Guess posts about the key organizing role played by the UW-Madison Teachers Assistant Association:
In Wisconsin, teacher assistants carry the same labor rights as state employees. The TAA has played a critical role in the organization of the protests running bus shuttles, doing food distribution, coordinating with police to prevent removal of signs and posters, organizing petitions, etc. Although they just lost their 24/7 access to this conference room where members where working and sleeping, they remain the "central brain" of the protest activity.
More Guess photos, in another post here.

That sculpture above commemorates the man; it's easy to imagine how palpably the spirit of "Fighting Bob" La Follette is felt at the Capitol these days.

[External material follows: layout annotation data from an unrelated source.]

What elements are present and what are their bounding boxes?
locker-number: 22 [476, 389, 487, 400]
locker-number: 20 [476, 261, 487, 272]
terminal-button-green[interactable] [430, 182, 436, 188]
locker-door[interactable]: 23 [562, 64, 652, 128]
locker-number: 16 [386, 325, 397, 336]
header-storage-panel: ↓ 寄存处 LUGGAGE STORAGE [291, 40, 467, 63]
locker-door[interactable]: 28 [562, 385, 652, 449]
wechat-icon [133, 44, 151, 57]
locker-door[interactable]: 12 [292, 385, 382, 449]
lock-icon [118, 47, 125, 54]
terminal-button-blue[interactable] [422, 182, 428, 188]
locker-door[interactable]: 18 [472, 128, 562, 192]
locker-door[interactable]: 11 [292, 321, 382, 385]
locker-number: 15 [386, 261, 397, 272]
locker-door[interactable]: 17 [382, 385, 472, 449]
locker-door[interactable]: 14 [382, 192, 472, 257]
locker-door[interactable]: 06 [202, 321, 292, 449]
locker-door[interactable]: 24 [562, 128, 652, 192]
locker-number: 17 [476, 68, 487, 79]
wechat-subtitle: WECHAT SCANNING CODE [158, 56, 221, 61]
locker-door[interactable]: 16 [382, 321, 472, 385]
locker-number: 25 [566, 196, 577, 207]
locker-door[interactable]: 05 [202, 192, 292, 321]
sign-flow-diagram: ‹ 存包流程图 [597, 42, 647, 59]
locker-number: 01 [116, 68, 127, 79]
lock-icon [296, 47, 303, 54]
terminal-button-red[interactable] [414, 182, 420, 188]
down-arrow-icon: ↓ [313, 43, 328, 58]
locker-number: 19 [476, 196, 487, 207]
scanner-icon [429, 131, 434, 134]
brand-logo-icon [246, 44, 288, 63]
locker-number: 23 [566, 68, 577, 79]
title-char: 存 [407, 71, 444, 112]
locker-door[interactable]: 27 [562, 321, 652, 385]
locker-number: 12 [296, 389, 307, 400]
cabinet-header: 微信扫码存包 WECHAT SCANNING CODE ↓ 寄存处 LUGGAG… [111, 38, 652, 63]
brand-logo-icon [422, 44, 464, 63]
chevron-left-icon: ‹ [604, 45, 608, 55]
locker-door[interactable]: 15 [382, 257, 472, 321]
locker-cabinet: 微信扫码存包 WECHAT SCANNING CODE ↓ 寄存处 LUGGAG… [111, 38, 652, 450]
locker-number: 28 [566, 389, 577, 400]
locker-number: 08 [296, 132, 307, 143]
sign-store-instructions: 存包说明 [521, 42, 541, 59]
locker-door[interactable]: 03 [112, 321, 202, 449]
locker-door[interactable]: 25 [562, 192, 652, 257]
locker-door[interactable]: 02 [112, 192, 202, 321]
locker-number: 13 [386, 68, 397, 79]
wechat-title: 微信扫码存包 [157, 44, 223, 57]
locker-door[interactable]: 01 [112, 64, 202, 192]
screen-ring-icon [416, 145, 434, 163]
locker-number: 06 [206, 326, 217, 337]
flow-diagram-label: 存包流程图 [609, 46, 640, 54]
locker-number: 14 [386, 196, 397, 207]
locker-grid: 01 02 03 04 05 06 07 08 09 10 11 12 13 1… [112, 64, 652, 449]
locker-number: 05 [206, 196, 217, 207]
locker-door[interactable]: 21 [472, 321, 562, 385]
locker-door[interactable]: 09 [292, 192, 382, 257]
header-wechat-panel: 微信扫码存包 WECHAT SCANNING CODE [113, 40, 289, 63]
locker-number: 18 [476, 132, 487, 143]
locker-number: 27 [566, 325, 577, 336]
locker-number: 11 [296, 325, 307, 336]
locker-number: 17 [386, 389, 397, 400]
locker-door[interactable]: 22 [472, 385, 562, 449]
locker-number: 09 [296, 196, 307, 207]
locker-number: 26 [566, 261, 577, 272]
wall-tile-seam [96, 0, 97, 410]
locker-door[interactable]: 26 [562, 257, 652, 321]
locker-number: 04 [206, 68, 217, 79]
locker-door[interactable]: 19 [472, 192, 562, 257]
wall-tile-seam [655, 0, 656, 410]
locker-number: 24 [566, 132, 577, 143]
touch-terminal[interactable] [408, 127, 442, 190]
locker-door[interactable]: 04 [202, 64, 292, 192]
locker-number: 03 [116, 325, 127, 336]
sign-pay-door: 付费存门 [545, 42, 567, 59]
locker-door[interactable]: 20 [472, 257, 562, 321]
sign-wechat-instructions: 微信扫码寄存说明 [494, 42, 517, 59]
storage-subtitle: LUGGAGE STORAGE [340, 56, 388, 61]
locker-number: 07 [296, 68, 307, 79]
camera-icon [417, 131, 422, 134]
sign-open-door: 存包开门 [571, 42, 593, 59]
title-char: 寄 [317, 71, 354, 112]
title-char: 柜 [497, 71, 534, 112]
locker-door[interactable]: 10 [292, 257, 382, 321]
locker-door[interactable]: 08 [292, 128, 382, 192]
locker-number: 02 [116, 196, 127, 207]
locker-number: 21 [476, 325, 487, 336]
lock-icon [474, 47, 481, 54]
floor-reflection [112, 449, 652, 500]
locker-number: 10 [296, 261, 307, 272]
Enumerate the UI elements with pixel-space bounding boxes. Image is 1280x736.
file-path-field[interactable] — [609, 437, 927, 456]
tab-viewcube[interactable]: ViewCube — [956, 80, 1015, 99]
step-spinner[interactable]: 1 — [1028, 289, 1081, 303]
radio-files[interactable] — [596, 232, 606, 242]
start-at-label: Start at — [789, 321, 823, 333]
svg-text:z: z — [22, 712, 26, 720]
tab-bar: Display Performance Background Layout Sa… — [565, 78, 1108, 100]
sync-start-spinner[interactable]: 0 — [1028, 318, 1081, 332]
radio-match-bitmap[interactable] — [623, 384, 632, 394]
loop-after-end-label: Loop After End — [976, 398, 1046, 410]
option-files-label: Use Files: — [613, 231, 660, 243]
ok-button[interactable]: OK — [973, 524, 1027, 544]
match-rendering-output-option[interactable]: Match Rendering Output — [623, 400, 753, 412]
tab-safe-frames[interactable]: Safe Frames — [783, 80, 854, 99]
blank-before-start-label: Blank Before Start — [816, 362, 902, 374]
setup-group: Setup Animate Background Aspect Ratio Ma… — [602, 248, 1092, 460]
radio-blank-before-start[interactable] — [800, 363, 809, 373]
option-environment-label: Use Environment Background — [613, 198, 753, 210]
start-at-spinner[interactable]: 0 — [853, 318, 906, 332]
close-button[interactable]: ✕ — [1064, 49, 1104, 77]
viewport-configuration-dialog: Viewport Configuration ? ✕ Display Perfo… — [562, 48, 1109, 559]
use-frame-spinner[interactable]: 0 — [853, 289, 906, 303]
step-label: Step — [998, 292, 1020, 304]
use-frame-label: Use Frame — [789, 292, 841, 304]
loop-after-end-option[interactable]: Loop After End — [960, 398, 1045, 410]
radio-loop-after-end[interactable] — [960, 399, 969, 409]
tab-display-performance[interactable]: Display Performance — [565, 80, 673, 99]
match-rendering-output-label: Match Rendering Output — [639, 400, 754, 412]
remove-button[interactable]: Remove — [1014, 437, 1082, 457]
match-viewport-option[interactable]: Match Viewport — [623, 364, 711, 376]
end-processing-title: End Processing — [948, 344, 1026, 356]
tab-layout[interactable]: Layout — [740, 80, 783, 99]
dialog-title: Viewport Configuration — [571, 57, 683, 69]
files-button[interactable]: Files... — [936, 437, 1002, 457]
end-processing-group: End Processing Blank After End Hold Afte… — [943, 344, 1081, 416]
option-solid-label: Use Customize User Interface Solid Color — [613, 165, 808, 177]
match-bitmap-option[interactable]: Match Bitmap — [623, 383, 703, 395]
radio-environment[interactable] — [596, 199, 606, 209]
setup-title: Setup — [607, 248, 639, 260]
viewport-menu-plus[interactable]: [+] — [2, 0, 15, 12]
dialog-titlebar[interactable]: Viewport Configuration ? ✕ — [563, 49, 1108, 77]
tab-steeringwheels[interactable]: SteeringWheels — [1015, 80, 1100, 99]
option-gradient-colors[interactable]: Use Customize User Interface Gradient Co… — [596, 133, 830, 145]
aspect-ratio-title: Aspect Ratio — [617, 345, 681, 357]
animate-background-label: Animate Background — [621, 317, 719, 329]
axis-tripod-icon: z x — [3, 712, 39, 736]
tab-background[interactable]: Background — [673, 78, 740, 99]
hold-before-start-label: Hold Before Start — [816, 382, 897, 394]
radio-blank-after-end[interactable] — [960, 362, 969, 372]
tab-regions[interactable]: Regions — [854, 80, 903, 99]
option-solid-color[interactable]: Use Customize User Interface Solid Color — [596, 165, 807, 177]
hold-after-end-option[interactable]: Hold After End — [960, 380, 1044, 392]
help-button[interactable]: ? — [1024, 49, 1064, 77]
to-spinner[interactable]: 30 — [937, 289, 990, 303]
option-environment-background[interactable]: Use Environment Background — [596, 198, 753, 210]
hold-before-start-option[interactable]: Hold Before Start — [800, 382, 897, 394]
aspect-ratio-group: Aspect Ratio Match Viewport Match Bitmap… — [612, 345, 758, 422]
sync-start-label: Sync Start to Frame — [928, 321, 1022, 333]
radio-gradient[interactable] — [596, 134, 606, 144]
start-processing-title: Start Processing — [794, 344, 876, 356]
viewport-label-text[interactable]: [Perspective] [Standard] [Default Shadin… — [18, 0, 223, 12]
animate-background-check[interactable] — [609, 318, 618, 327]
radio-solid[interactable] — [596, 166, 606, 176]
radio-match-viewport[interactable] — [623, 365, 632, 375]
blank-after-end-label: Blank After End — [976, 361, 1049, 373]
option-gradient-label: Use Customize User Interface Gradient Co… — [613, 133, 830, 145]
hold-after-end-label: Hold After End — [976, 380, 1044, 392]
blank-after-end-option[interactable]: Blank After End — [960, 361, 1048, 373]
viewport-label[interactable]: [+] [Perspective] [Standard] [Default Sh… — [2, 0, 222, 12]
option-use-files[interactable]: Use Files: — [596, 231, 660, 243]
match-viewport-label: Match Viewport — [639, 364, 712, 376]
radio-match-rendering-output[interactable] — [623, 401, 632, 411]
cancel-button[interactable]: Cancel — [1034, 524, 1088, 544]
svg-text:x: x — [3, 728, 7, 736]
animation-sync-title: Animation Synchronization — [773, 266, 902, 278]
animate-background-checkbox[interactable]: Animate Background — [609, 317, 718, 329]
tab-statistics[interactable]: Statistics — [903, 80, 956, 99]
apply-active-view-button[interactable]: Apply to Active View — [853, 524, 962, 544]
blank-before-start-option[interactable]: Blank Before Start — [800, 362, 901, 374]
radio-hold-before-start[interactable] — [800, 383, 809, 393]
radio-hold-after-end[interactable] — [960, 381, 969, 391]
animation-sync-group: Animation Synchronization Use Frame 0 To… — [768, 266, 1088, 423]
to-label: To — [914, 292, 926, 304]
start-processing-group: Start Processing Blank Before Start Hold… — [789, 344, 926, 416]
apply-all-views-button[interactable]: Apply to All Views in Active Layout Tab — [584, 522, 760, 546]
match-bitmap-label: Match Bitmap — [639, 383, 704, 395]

Seventh-generation Wisconsin John Nichols observes—
This has happened before, of course. More than a century ago, Robert M. La Follette battled for the governorship in election after election until, finally, he beat the corrupt Republican machine and ushered in an era of progressive reform that redefined our politics for generations.

Just as La Follette had to fight the robber barons and their political stooges, so today's progressives are battling out-of-state corporate interests (including Koch Industries) and their local appendage, Scott Walker.

The fight will not end immediately, or easily. The "money power" -- as La Follette referred to it -- is arrayed to advance Walker’s legislative and political agenda. But the people power is on the march, as was seen last Saturday when a crowd that numbered well in excess of 100,000 protested in Madison, and tens of thousands of additional Wisconsinites went to their city, village and town squares to demand that the governor and the Legislature serve the people of Wisconsin as opposed to billionaire campaign contributors like David Koch.

As the progressives defeated the Scott Walkers and Paul Ryans of their day, La Follette declared that "the spirit of democracy is abroad in the land." But the great governor and senator warned against thinking that one election victory or one policy battle success would be transformational. "We are slow to realize that democracy is a life; and involves continual struggle," explained La Follette. "It is only as those of every generation who love democracy resist with all their might the encroachments of its enemies that the ideals of representative government can even be nearly approximated."
Meanwhile, in another part of the world Nicole Tung takes portraits of people standing up to a dictator.

Bloodshed is not over; yet, there's this—
Benghazi, Saturday, February 26: I was walking out of the main square where Friday prayers and protests take place — it's in front of the courthouse in Benghazi where the revolution effectively started. This guy couldn't have been older than 22 and he was leaning out of the sunroof of a car in this costume yelling and shaking his fists, imitating Qaddafi. Everyone who walked past laughed out loud. It was pretty extraordinary that this kind of mocking could take place so openly, and everyone could feel the lighter spirit and a weight being lifted.